L’employeur ne rapportant pas la preuve contraire de l’absence de lien entre ces certificats de prolongation et l’accident du travail alors que le motif médical qui y est mentionné est la lésion initiale médicalement constatée le jour de l’accident du travail, ne renverse pas la présomption d’imputabilité.
La discontinuité des prescriptions n’est pas le critère déterminant de l’opposabilité à l’employeur des arrêts de travail et soins.
Compte tenu des éléments ainsi soumis à l’appréciation de la cour, la présomption d’imputabilité au travail doit être retenue pour la période couverte par les certificats médicaux de prolongation dont la caisse justifie soit jusqu’au 31 mars 2022, uniquement.
La cour dit en conséquence inopposable à la société [4] la prise en charge des arrêts de travail et soins prescrits au titre de l’accident du travail du 31 décembre 2020 après le 31 mars 2022 et déboute la société de sa demande d’inopposabilité de l’ensemble des arrêts de travail et soins prescrits à compter du 19 janvier 2021.
Succombant essentiellement en ses prétentions en cause d’appel, la société [4] doit être condamnée aux entiers dépens, ce qui fait obstacle à ce qu’elle puisse utilement solliciter le bénéfice des dispositions de l’article 700 du code de procédure civile.

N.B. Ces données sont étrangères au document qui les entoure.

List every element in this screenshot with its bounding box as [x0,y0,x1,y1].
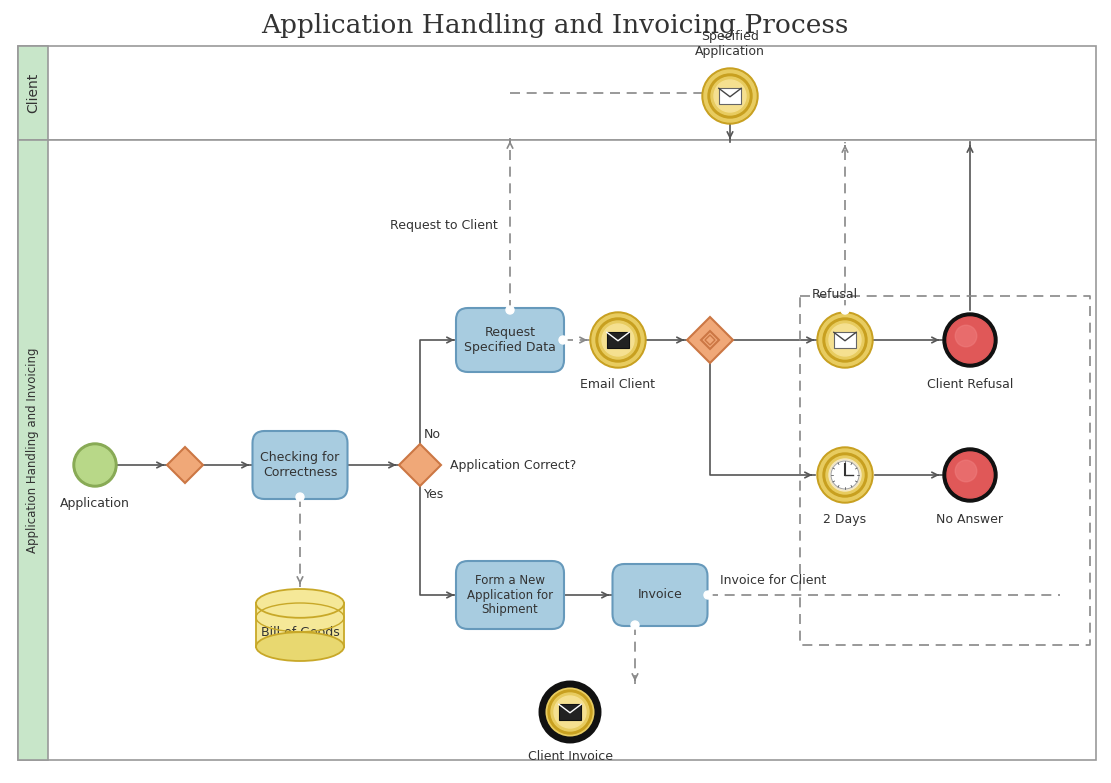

Il ne paraît pas inéquitable de laisser à la charge de la caisse primaire d’assurance maladie du Var les frais qu’elle a été amenée à exposer pour sa défense en cause d’appel.
PAR CES MOTIFS,
— Rejette la demande de la société [4] d’écarter des débats les conclusions et pièces de la caisse primaire d’assurance maladie du Var,
— Infirme le jugement entrepris en ses dispositions soumises à la cour,
Statuant à nouveau des chefs infirmés et y ajoutant,
— Dit opposable à la société [4] la décision de la caisse primaire d’assurance maladie du Var en date du 18 janvier 2021 de prise en charge au titre de la législation professionnelle, de l’accident survenu le 31 décembre 2020 à M. [F] [G],
— Dit inopposable à la société [4] la prise en charge des arrêts de travail et soins prescrits au titre de cet accident du travail après le 31 mars 2022,
— Déboute la société [4] de sa demande d’inopposabilité des arrêts de travail et soins prescrits au titre de cet accident du travail à compter du 19 janvier 2021,
— Déboute la caisse primaire d’assurance maladie du Var et la société [4] de leurs demandes fondées sur les dispositions de l’article 700 du code de procédure civile,
— Condamne la société [4] aux entiers dépens.